Since I’m starting to pull together the “Desire” issue, I’m especially struck by these lines from “Little Gidding” by T.S. Eliot, which a reader graced this blog spot with after my last post: “This is the use of memory: For liberation–not less of love but expanding of love beyond desire, and so liberation from the future as well as the past.” I’ve never thought of it this way before, but remembering is a way to expand love beyond clinging, beyond the anxieties and needs of the moment. Remembering can be a path to compassion, a way off the wheel of conditioning that determines the future as well as the past. The trick is remembering ourselves and those we love right in the present moment–bringing a finer, more liberated attention right into the thick of things.
Lately, I’ve come to suspect that this liberated attention comes from the heart, not the mind as we usually think of it. The other night at our “Parabola Live” event, Phil Robinson sang a great rendition of “Finnegan’s Wake,” an Irish ballad that arose in the 1850s. In the ballad, the Tim Finnegan, born “with a love for the liquor”, falls from a ladder and is thought to be dead. Lo and behold, whiskey gets spilled over Finnegan’s corpse at the wake, causing him to come back to life and join in in the celebrations. Whiskey causes both Finnegan’s fall and his resurrection— and good old wiki reminds us that “whiskey” is derived from and Irish phrase that means “water of life”.
Phil Robinson reminded us that “Finnegan’s Wake” was the basis of James Joyce’s final and according to some his greatest work Finnegans Wake (1939), in which the comic resurrection of Tim Finnegan is employed as a symbol of the universal cycle of life. A few days later, Phil sent me the wiki link that described how “as whiskey, the ‘water of life’, causes both Finnegan’s death and resurrection in the ballad, so the word ‘wake’ also represents both a passing (into death) and a rising (from sleep). ” Wiki goes on to explain that Joyce removed the apostrophe in the title of his novel “in order to suggest an active process in which a multiplicity of “Finnegans”, that is, all members of humanity, fall and then wake and arise.”

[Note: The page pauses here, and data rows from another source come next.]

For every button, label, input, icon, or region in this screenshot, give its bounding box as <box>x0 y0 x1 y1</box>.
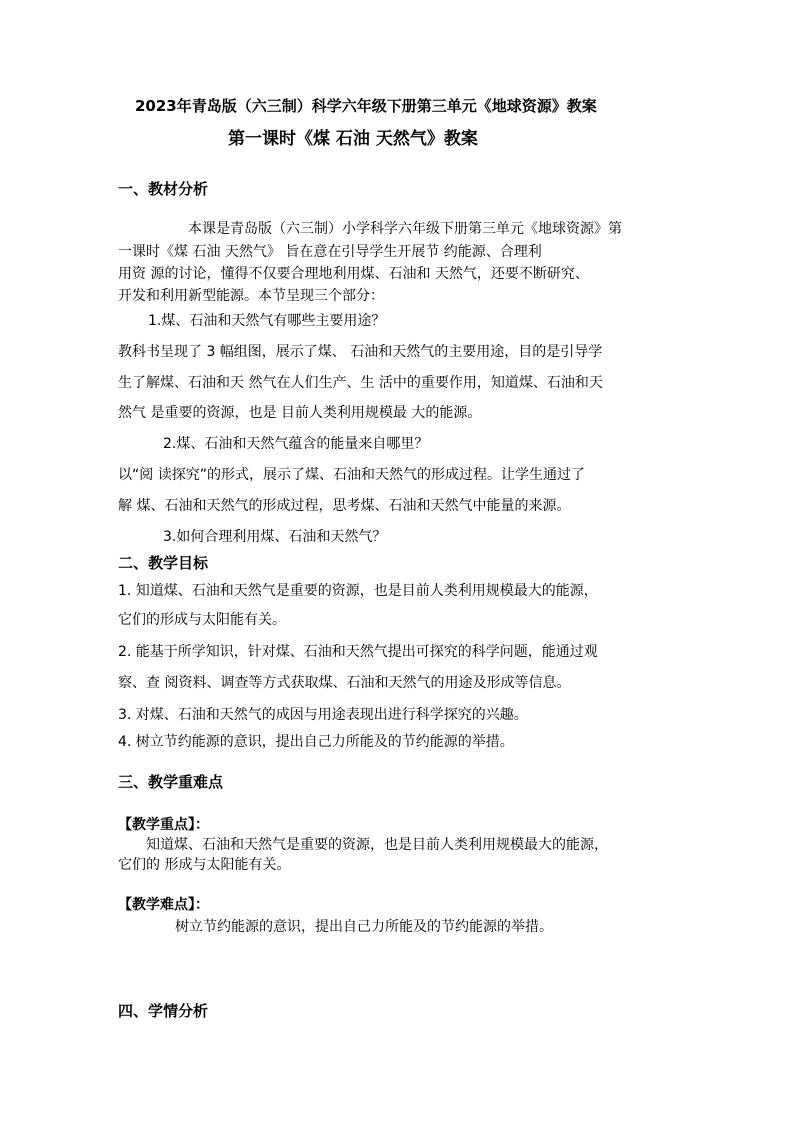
section-heading-2: 二、教学目标 <box>118 554 209 572</box>
list-item: 1.煤、石油和天然气有哪些主要用途？ <box>148 313 386 329</box>
goal-line: 3. 对煤、石油和天然气的成因与用途表现出进行科学探究的兴趣。 <box>118 707 528 723</box>
paragraph-line: 然气 是重要的资源，也是 目前人类利用规模最 大的能源。 <box>118 405 482 421</box>
paragraph-line: 用资 源的讨论，懂得不仅要合理地利用煤、石油和 天然气，还要不断研究、 <box>118 266 589 282</box>
key-point-text: 知道煤、石油和天然气是重要的资源，也是目前人类利用规模最大的能源， <box>146 837 608 853</box>
goal-line: 它们的形成与太阳能有关。 <box>118 612 286 628</box>
list-item: 2.煤、石油和天然气蕴含的能量来自哪里？ <box>163 436 429 452</box>
difficulty-text: 树立节约能源的意识，提出自己力所能及的节约能源的举措。 <box>175 919 553 935</box>
paragraph-line: 生了解煤、石油和天 然气在人们生产、生 活中的重要作用，知道煤、石油和天 <box>118 375 603 391</box>
paragraph-line: 本课是青岛版（六三制）小学科学六年级下册第三单元《地球资源》第 <box>188 221 622 237</box>
paragraph-line: 一课时《煤 石油 天然气》 旨在意在引导学生开展节 约能源、合理利 <box>118 244 542 260</box>
key-point-label: 【教学重点】： <box>118 817 209 833</box>
paragraph-line: 以“阅 读探究”的形式，展示了煤、石油和天然气的形成过程。让学生通过了 <box>118 467 585 483</box>
section-heading-1: 一、教材分析 <box>118 180 209 198</box>
section-heading-4: 四、学情分析 <box>118 1002 209 1020</box>
goal-line: 1. 知道煤、石油和天然气是重要的资源，也是目前人类利用规模最大的能源， <box>118 583 598 599</box>
document-subtitle: 第一课时《煤 石油 天然气》教案 <box>228 129 478 149</box>
list-item: 3.如何合理利用煤、石油和天然气？ <box>163 529 387 545</box>
goal-line: 4. 树立节约能源的意识，提出自己力所能及的节约能源的举措。 <box>118 734 514 750</box>
difficulty-label: 【教学难点】： <box>118 897 209 913</box>
key-point-text: 它们的 形成与太阳能有关。 <box>118 857 291 873</box>
goal-line: 察、查 阅资料、调查等方式获取煤、石油和天然气的用途及形成等信息。 <box>118 675 571 691</box>
section-heading-3: 三、教学重难点 <box>118 773 224 791</box>
document-title: 2023年青岛版（六三制）科学六年级下册第三单元《地球资源》教案 <box>135 97 597 115</box>
paragraph-line: 开发和利用新型能源。本节呈现三个部分： <box>118 288 384 304</box>
paragraph-line: 解 煤、石油和天然气的形成过程，思考煤、石油和天然气中能量的来源。 <box>118 498 571 514</box>
goal-line: 2. 能基于所学知识，针对煤、石油和天然气提出可探究的科学问题，能通过观 <box>118 644 598 660</box>
paragraph-line: 教科书呈现了 3 幅组图，展示了煤、 石油和天然气的主要用途，目的是引导学 <box>118 344 603 360</box>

It really astonished me to learn that Joseph Campbell borrowed the “monomyth,” i.e. the journey of the hero that appears in mythologies in virtually ever culture, from Finnegans Wake. Heroes were important to Campbell because they conveyed universal truths about the path to meaning and liberation. Intriguingly, Campbells’ first important book (with Henry Morton Robinson–no relation to Phil) was A Skeleton Key to Finnegans Wake (1944). I have to confess that I haven’t read either of those challenging book. But I have read The Dead, which I excerpted in the “Love” issue. Come to think of it, the protagonist Gabriel Conroy can be understood as a kind of modern hero. He comes to glimpse the kind of remembering that Eliot’s great poem speaks of. He moves past selfish vanity to compassion. He learns that beneath the surface glitter and glare of the social world(everything about Conroy from his hair to his glasses and shoes is shiny) there is deeper world of love, a subtle world where appearances and divisions between living and dead dissolve. Like Finnegan, he died and glimpsed a new world. He waked up.